国に尽くしたのに、戦後は憲兵だったゆえに戦犯扱いとなり、
公職追放の対象となって、会社勤めはできなかった。
しかし、その逆境をはね除けて、
自ら会社を興して、成功した。
それこそ典型的な「中小企業の頑固オヤジ」の
ような感じで、怖いときもあった。
じいさんの家に泊まりにいくと朝5時に起こされて、
寒風摩擦をやらされることが嫌だったし、
よくわからない体操(筋トレ)みたいなものも嫌だった。
何も、幼稚園児に寒風摩擦はないだろ。
でも、本当に優しくて、遊びに行く度に
嬉しそうな顔をするから、大学時代も頻繁に顔を出していた。
一緒に過ごす時間が好きだった。
年末は皆で掃除に出たし、正月はいつも一緒に
お祝いをしていた。
毎年、誕生日プレゼントをあげるのが習慣だったのに、
来年の正月はあげられなくなるのは残念だ。
一人になってしまう祖母は、
「85まで連れ添えただけで幸せだったんだよね。
誰もが、あきらめなきゃいけないんだよね。
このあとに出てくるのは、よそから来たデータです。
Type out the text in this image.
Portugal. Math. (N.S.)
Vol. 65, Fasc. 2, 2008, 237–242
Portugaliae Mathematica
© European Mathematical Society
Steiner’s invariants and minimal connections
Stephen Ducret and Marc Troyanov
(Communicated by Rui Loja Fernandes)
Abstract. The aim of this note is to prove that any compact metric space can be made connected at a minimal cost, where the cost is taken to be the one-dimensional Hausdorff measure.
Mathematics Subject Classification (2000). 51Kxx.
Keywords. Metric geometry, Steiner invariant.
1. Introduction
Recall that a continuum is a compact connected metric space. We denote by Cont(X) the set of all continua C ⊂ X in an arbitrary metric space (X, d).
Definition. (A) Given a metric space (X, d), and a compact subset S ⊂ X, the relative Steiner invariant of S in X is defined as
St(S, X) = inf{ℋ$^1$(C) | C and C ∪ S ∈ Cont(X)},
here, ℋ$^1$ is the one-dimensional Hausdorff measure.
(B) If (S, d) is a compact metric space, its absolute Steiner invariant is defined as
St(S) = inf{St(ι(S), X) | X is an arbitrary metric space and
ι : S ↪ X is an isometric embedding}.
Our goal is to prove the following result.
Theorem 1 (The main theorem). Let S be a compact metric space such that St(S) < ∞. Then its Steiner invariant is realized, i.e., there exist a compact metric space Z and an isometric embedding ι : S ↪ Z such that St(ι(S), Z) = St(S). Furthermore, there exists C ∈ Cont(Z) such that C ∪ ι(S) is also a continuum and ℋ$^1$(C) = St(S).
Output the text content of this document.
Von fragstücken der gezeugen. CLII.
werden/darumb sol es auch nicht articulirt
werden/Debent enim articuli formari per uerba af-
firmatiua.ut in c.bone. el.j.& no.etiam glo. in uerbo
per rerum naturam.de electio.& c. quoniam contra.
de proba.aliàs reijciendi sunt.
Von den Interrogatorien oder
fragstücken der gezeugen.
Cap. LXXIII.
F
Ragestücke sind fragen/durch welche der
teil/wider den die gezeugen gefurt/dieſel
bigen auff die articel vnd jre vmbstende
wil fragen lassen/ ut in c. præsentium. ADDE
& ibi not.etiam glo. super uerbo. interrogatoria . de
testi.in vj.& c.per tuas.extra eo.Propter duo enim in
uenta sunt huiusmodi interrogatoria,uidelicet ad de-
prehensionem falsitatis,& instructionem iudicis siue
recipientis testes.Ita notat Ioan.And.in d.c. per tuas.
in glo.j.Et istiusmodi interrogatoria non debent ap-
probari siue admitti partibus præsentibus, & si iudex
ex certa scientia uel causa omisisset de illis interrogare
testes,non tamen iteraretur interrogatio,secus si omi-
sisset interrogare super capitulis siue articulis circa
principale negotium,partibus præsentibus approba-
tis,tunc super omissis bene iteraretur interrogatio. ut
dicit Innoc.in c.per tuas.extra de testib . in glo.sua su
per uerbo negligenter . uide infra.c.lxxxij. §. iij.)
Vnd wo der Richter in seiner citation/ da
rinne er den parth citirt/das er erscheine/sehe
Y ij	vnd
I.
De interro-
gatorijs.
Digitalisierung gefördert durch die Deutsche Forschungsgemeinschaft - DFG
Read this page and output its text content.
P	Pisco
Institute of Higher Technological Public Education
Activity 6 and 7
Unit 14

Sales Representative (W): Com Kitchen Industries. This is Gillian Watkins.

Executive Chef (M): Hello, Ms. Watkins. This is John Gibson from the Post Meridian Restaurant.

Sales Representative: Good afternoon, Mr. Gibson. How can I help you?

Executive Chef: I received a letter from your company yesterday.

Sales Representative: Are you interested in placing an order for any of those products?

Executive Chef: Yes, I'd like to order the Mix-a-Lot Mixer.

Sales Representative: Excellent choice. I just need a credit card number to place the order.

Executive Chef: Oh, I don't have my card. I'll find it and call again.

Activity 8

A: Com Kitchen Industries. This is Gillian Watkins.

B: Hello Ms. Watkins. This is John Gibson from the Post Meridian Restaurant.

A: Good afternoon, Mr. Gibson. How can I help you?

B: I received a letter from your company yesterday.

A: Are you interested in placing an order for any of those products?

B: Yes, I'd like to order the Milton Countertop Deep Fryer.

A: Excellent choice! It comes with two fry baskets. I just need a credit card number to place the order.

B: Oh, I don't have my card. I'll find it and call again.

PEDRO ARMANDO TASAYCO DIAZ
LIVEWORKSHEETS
」
って、自分に言い聞かせるように話してた。
笑った顔が妙に寂しそうで、泣けてくるぐらい。
動物園と嘘をついて、競馬場に息子を連れて行く
オヤジの代わりに、よく遊んでもらっていた。
だからこそ、思い出の数は、本当に多い。
どれだけの優しさをもらったのか、今でも僕は
きっと分かっていない。
でも、教わったことは染み付いている。
「一家」ではなく、「家族」を大切にすること、
そして、結びつきを大事にすることの大切さは、
近くでしっかりと見せてもらった。
だから、その想いは引き継いでいく。
心から尊敬するじいさんへの、最後の約束。
俺のじいさんは、これで2人とも他界
してしまったけど、2人から受け継いだ想いを
大切にしていきたい。
だから、安心して。
墓参りは趣味の一つ。
足繁く通うから。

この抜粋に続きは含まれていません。